Last Updated: Friday - 09/24/2010
Week of April 17, 2000
Bible read as folks sit back and listen
By ANH HOANG
WCR Staff Writer
The Rev. Bruce Kemp wants people to take the Bible seriously.
He doesn't want to hear the "I have no time" excuse people give for not reading the Bible.
"There's the Bible on tape, people could pop it into their car (stereo) on the way to work," Kemp said.
And then there was Proclamation 2000, a week-long reading of the Bible by local politicians, various Church leaders and community members.
All people had to do was show up at North Edmonton Christian Fellowship, sit back and listen.

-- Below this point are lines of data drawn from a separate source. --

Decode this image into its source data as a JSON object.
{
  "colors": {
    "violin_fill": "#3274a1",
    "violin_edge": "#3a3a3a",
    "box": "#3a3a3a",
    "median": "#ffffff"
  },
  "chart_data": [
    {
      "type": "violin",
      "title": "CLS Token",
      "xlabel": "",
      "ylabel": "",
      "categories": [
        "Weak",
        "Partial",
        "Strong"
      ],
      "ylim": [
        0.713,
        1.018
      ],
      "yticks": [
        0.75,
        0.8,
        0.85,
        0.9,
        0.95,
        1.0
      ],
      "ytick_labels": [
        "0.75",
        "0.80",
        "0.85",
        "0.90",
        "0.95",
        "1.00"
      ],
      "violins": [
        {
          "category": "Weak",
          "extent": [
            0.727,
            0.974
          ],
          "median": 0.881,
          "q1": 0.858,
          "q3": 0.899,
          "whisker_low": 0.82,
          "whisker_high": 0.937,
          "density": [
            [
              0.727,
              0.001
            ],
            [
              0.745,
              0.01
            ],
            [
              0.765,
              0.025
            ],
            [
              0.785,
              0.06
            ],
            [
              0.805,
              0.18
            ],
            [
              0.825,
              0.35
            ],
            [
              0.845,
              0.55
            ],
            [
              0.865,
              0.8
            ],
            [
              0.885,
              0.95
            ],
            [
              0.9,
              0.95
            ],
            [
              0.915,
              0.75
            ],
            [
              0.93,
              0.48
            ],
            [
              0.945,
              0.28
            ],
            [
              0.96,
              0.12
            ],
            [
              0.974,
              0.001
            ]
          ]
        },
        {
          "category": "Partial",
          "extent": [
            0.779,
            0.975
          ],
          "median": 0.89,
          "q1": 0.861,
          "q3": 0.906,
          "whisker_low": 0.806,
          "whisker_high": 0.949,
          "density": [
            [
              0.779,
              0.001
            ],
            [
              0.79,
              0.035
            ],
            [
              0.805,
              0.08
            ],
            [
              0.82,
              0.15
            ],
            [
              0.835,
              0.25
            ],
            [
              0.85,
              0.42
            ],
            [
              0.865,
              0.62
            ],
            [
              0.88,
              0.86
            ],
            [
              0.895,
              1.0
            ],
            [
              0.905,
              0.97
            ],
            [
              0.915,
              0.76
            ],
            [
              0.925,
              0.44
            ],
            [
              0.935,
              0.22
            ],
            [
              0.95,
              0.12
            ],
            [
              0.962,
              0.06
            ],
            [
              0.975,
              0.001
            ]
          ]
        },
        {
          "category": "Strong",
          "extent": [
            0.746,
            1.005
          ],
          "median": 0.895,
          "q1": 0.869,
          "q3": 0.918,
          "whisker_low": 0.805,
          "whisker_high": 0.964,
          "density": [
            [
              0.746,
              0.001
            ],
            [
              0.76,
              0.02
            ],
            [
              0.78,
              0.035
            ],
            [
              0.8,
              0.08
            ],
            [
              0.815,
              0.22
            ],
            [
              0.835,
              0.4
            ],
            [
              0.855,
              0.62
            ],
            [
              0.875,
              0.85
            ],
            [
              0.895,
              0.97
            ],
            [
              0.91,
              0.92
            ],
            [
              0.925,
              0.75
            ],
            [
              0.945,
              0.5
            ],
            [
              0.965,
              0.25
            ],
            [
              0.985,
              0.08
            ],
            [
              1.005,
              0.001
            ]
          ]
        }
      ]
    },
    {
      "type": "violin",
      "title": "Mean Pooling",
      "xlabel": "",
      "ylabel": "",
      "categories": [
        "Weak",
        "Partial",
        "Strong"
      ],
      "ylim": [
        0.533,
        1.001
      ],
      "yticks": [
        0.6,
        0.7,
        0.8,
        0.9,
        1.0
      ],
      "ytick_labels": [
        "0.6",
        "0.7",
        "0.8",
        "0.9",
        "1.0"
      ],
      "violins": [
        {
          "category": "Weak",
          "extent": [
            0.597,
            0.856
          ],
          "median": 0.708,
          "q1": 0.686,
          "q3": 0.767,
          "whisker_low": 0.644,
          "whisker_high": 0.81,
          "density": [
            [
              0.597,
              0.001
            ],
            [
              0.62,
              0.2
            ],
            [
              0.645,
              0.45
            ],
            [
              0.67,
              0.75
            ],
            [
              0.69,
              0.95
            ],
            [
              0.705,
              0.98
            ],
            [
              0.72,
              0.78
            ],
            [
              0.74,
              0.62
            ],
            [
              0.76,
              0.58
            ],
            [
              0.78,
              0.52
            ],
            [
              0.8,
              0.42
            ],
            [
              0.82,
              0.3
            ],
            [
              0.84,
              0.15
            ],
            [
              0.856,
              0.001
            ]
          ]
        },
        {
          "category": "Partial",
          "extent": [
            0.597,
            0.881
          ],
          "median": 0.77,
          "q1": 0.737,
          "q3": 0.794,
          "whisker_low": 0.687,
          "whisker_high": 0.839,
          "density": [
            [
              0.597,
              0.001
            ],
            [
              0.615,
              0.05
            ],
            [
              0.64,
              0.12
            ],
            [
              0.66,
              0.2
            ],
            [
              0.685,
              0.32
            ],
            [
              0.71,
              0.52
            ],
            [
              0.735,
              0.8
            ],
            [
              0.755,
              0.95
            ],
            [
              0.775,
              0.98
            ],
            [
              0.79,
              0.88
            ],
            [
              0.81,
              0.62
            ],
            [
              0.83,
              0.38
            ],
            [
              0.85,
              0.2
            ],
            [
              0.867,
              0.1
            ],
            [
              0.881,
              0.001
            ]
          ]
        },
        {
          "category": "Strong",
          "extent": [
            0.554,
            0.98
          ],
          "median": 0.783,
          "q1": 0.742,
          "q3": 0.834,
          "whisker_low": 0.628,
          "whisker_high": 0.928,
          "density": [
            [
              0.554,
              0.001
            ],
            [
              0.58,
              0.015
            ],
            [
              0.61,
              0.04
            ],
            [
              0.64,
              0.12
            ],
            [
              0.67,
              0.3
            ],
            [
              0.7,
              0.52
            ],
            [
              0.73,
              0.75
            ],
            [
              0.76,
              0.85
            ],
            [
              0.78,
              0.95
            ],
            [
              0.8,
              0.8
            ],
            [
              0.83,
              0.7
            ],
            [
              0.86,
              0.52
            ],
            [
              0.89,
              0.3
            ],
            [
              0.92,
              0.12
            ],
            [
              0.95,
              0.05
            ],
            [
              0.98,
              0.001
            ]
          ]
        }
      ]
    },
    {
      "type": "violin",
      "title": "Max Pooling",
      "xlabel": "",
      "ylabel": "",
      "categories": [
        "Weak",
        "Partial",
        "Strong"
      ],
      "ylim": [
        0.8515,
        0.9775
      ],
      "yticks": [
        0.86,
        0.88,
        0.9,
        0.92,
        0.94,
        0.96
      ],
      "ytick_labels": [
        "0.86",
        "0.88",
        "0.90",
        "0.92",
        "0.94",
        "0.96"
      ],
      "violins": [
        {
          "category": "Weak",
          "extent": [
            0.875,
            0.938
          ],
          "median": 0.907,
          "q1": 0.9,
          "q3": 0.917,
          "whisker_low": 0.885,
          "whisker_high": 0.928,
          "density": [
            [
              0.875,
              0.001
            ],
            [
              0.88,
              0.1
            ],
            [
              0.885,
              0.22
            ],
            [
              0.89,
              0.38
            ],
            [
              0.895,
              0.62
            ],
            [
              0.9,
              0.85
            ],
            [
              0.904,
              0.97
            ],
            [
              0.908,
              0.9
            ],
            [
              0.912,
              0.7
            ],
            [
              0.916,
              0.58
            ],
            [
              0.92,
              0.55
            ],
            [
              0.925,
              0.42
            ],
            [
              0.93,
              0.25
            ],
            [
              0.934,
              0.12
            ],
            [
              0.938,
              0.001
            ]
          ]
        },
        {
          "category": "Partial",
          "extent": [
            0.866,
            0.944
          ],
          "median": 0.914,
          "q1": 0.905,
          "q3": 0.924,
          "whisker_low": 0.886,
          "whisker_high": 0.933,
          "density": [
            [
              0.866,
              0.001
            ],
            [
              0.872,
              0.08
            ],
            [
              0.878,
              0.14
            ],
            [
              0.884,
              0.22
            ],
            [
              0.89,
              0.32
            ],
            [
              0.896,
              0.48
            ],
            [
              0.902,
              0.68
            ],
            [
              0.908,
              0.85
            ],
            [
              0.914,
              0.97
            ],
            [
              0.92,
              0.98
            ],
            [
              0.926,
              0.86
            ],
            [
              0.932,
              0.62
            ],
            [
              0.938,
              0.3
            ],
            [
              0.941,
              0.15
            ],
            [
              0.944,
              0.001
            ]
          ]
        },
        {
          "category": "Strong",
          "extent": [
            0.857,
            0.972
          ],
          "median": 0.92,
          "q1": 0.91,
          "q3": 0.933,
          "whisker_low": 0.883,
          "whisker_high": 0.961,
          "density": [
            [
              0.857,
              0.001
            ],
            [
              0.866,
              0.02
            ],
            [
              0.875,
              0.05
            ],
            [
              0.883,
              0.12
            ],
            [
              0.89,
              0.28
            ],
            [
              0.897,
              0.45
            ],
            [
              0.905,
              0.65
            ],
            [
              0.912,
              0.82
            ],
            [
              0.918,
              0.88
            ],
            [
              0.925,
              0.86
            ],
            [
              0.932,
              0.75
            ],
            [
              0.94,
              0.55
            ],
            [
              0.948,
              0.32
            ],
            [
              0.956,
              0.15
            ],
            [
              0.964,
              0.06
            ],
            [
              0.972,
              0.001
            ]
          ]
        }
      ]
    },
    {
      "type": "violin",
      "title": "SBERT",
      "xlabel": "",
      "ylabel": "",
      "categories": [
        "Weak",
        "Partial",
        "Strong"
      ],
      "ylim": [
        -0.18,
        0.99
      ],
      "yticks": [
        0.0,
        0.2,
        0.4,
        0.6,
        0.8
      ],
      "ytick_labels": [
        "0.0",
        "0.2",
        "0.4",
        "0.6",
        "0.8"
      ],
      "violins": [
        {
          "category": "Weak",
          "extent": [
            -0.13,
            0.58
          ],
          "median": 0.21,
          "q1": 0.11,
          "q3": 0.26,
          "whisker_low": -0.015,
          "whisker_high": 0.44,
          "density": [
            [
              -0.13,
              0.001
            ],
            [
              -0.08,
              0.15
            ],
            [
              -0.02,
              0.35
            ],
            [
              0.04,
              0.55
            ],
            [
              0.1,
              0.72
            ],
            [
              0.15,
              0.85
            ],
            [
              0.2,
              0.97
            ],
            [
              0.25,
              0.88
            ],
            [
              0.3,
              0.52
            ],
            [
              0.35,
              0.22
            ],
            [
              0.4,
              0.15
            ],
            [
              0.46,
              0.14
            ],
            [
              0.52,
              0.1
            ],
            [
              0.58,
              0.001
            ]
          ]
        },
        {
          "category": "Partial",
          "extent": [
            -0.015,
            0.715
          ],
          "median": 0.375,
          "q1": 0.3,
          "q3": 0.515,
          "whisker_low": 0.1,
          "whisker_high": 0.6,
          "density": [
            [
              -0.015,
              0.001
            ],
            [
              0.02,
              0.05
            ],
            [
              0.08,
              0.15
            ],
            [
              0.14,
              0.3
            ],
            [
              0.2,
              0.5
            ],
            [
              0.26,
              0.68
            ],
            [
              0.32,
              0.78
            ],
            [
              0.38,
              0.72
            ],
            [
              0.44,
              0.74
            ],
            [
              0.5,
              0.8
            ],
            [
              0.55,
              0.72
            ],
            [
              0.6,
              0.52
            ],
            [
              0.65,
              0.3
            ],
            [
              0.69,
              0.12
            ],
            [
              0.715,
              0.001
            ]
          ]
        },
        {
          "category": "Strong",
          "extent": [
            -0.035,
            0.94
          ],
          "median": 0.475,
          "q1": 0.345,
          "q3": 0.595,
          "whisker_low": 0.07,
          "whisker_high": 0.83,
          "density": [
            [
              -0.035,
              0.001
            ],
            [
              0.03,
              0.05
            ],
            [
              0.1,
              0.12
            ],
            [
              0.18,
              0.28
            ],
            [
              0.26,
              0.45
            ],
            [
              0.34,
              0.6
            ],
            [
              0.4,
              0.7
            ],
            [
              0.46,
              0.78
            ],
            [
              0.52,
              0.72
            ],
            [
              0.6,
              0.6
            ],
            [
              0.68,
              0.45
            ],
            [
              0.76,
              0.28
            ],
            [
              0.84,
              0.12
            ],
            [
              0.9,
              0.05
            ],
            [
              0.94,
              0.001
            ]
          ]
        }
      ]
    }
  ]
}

"This is a witness to the community that the Bible is important to us and we want to publicly proclaim it," Kemp said.
The event, hosted by the Canadian Bible Society, welcomed Mayor Bill Smith and MLA Bill Bonner. Kemp, the society's district director, said more than 300 people were slated to read between April 5-14.
"A lot of people don't get a chance to go up and read the Bible in front of others," he said. "This was the first time for them. It gives them a chance to really listen to the words they're reading."
Readings began as early as 7 a.m. and lasted until 9 p.m. with 15-minute breaks each hour.
"We cover about two to three books a day," Kemp said.
Besides English, some readings were done in other languages including Spanish, Polish, Swedish, Naori and Nepali.
The event was a comfortable setting for non-Christians or non-practising Christians to come and hear the word of God, said Kemp.
"It's an open atmosphere. People come and go as they please. They can come and listen and no one will come up to them and preach about anything. To some people, a church is a really threatening place. Something like this opens it up to everyone."
Although it was established in Montreal five years ago, this was the first time the event was held in Edmonton. The event coincided with other Proclamation 2000 events across Canada. Kemp hopes to turn it into an annual event.
Emily Farr doesn't remember the last time she heard a reading from the Bible.
"I don't go to church anymore and I don't read it at home," said the mother of two who was baptized Catholic. "I remember hearing stories as a kid about all the parables, but I haven't read any of it first hand in years.
"It's actually kind of nice to sit back and have someone read to you. And it's even better that it's a book like this."
Her friend Moira Dennis agreed.
"How often do adults get to be read to?" Dennis said. "I attend church every Sunday, but to hear (the readings) in such an informal setting is really different. It's a good way to spend a Sunday afternoon."